Origine et histoire de l'Église de la Madeleine
L'église Sainte-Marie‑Madeleine, dite église de la Madeleine, est l'église paroissiale principale du vieux Montargis ; son chevet de la Renaissance, qui fait face à la place Mirabeau, constitue sa véritable façade, tandis que l'entrée principale s'ouvre à l'ouest sur la rue du Cerceau. Bâtie entre le XIIe siècle et la Renaissance, elle a fait l'objet d'agrandissements aux XVe, XVIe et seconde moitié du XVIIe siècle, puis d'une importante restauration engagée à partir de 1860 sous l'impulsion du curé Alfred Chauvet, avec des plans de Viollet‑le‑Duc et la supervision d'Anatole de Baudot pour le beffroi néo‑gothique élevé en 1863. Enserrée dans un tissu urbain dense, l'édifice comprend trois vaisseaux avec chapelles latérales, un transept court à croisillons asymétriques et un vaste chœur traité en église‑halle : vaisseau central, déambulatoire et collatéraux de même hauteur, se terminant par un chevet plat aux angles adoucis. De l'édifice primitif subsistent la base du clocher, ainsi que des piliers et chapiteaux de la nef ; les voûtes de la nef et des chapelles du bas‑côté droit datent des travaux de 1860. Située au centre ancien, l'église est bordée au nord par la rue de Triqueti et au sud par la rue du Général‑Leclerc qui conduit à la colline du château.
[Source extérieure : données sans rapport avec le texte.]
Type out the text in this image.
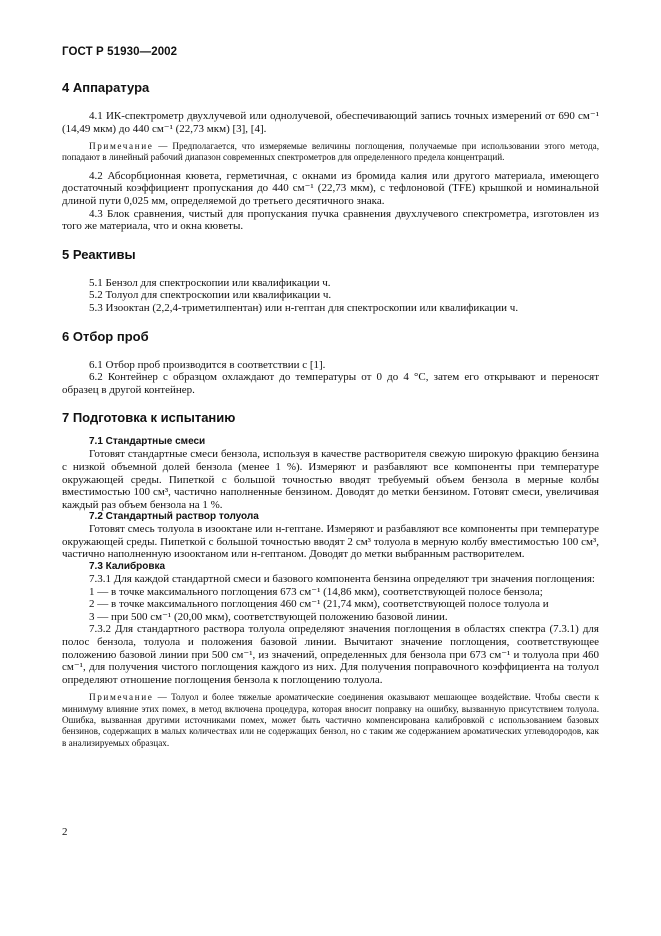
ГОСТ Р 51930—2002
4 Аппаратура

4.1 ИК-спектрометр двухлучевой или однолучевой, обеспечивающий запись точных измерений от 690 см⁻¹ (14,49 мкм) до 440 см⁻¹ (22,73 мкм) [3], [4].

Примечание — Предполагается, что измеряемые величины поглощения, получаемые при использовании этого метода, попадают в линейный рабочий диапазон современных спектрометров для определенного предела концентраций.

4.2 Абсорбционная кювета, герметичная, с окнами из бромида калия или другого материала, имеющего достаточный коэффициент пропускания до 440 см⁻¹ (22,73 мкм), с тефлоновой (TFE) крышкой и номинальной длиной пути 0,025 мм, определяемой до третьего десятичного знака.

4.3 Блок сравнения, чистый для пропускания пучка сравнения двухлучевого спектрометра, изготовлен из того же материала, что и окна кюветы.

5 Реактивы

5.1 Бензол для спектроскопии или квалификации ч.

5.2 Толуол для спектроскопии или квалификации ч.

5.3 Изооктан (2,2,4-триметилпентан) или н-гептан для спектроскопии или квалификации ч.

6 Отбор проб

6.1 Отбор проб производится в соответствии с [1].

6.2 Контейнер с образцом охлаждают до температуры от 0 до 4 °С, затем его открывают и переносят образец в другой контейнер.

7 Подготовка к испытанию
7.1 Стандартные смеси

Готовят стандартные смеси бензола, используя в качестве растворителя свежую широкую фракцию бензина с низкой объемной долей бензола (менее 1 %). Измеряют и разбавляют все компоненты при температуре окружающей среды. Пипеткой с большой точностью вводят требуемый объем бензола в мерные колбы вместимостью 100 см³, частично наполненные бензином. Доводят до метки бензином. Готовят смеси, увеличивая каждый раз объем бензола на 1 %.

7.2 Стандартный раствор толуола

Готовят смесь толуола в изооктане или н-гептане. Измеряют и разбавляют все компоненты при температуре окружающей среды. Пипеткой с большой точностью вводят 2 см³ толуола в мерную колбу вместимостью 100 см³, частично наполненную изооктаном или н-гептаном. Доводят до метки выбранным растворителем.

7.3 Калибровка

7.3.1 Для каждой стандартной смеси и базового компонента бензина определяют три значения поглощения:

1 — в точке максимального поглощения 673 см⁻¹ (14,86 мкм), соответствующей полосе бензола;

2 — в точке максимального поглощения 460 см⁻¹ (21,74 мкм), соответствующей полосе толуола и

3 — при 500 см⁻¹ (20,00 мкм), соответствующей положению базовой линии.

7.3.2 Для стандартного раствора толуола определяют значения поглощения в областях спектра (7.3.1) для полос бензола, толуола и положения базовой линии. Вычитают значение поглощения, соответствующее положению базовой линии при 500 см⁻¹, из значений, определенных для бензола при 673 см⁻¹ и толуола при 460 см⁻¹, для получения чистого поглощения каждого из них. Для получения поправочного коэффициента на толуол определяют отношение поглощения бензола к поглощению толуола.

Примечание — Толуол и более тяжелые ароматические соединения оказывают мешающее воздействие. Чтобы свести к минимуму влияние этих помех, в метод включена процедура, которая вносит поправку на ошибку, вызванную присутствием толуола. Ошибка, вызванная другими источниками помех, может быть частично компенсирована калибровкой с использованием базовых бензинов, содержащих в малых количествах или не содержащих бензол, но с таким же содержанием ароматических углеводородов, как в анализируемых образцах.

2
La construction d'une chapelle débutée en 1183 marque les origines du site ; l'édifice est agrandi au début du XIIIe siècle par une nef et un chœur élargi, puis devient église paroissiale en 1377, moment où lui sont ajoutés chœur et transept. En juillet 1525 une partie de la ville, dont l'église, est incendiée ; le roi apporte une aide dès 1526 pour une reconstruction qui va durer près d'un siècle, interrompue par les troubles des guerres de Religion (1562‑1567) et les pillages huguenots. Les voûtements des chapelles et la reconstruction du chœur selon le modèle de l'église‑halle se poursuivent aux XVIe et XVIIe siècles, avec des étapes datées dans les sources (voûte d'une chapelle en 1545, voûtes du flanc gauche en 1571‑1572, marché de construction signé en 1574, achèvement du chœur au début du XVIIe siècle). Après des modifications limitées aux XVIIe et XVIIIe siècles et la reconstruction du clocher en 1656, l'édifice est transformé pendant le XIXe siècle par la mise en place de voûtes en briques, la surélévation du clocher et l'installation de nouvelles cloches fondues par Dormoy. La sacristie et le portail du transept nord datent de 1898 ; des restaurations récentes ont concerné le crépi des deux premières travées (1968‑1969) et la remise en état de la chapelle Sainte‑Monique et de la chapelle Saint‑Vincent (2010‑2013).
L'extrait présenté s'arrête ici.